For the next several months, though, they’ll be camped out in Snellville, completing a project that might not otherwise be possible.
“This presents a position where we can buy more product for the money we have, without us incurring any debt,” Warren said. “From that standpoint it makes good business sense for us to do it this way ... If we have another economic downturn, we’re not going to be in a position where we have to turn to the congregation and say, ‘We need to raise this money or we’re going to be thrown out.’”
Over the course of four to six months (depending on a number of factors), LaSalle, Guerra and, hopefully, some congregation members, will construct the new building from the ground up.

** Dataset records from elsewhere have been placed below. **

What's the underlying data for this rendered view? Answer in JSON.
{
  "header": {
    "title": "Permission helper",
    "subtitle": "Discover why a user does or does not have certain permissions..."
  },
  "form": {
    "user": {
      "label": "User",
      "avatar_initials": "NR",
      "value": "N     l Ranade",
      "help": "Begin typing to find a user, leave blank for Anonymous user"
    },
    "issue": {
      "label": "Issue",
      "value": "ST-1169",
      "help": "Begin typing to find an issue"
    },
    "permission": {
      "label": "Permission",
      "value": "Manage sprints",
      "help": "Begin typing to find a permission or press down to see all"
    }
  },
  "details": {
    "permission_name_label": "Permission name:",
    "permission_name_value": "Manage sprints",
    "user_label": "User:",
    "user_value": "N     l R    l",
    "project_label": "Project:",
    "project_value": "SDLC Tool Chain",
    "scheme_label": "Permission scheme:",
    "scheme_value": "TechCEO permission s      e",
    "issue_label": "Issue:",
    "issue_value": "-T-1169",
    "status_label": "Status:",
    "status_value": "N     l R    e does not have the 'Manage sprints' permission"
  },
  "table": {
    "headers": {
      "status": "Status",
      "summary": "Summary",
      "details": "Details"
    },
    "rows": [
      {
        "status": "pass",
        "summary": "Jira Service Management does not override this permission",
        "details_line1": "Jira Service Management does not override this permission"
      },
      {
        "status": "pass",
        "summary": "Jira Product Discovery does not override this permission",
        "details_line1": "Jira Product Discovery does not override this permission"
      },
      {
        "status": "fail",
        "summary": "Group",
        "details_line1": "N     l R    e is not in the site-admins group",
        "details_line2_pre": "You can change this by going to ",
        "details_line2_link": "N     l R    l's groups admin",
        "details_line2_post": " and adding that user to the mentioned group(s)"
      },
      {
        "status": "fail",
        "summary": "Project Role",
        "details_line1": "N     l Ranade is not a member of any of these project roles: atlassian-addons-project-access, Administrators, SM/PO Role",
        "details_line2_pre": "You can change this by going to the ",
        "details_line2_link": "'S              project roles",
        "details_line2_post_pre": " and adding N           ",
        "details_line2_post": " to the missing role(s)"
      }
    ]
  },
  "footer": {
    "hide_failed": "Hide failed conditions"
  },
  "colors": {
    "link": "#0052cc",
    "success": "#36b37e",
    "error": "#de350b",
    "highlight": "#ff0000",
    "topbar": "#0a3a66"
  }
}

Because the Cornerstone Baptist Builders are supported salary-wise by monthly donations from churches across the country, their labor is free.
LaSalle can get the same prices most contractors can on supplies, and doesn’t upsell his clients.
That means Forrest Hills at Mountain View will end up paying, at most, half price for what might otherwise be an $800,000 project.
“To me, to have the building up is going to be a testimony to the community that something has happened here,” Warren said.
During construction, LaSalle, Guerra and their families – including Guerra’s two young children, ages 9 months and 2 years – will live on site at the church just off Dogwood Road. They’ll stay in a pair of trailers parked in the church lot, and be ready to work 24 hours a day.
That typically means no long stretches of idleness between subcontractors’ various schedules, which means a quicker timeframe for the overall project.
Add to that scheduled work sessions for volunteers from the congregation and community, and construction tends to go quite swimmingly.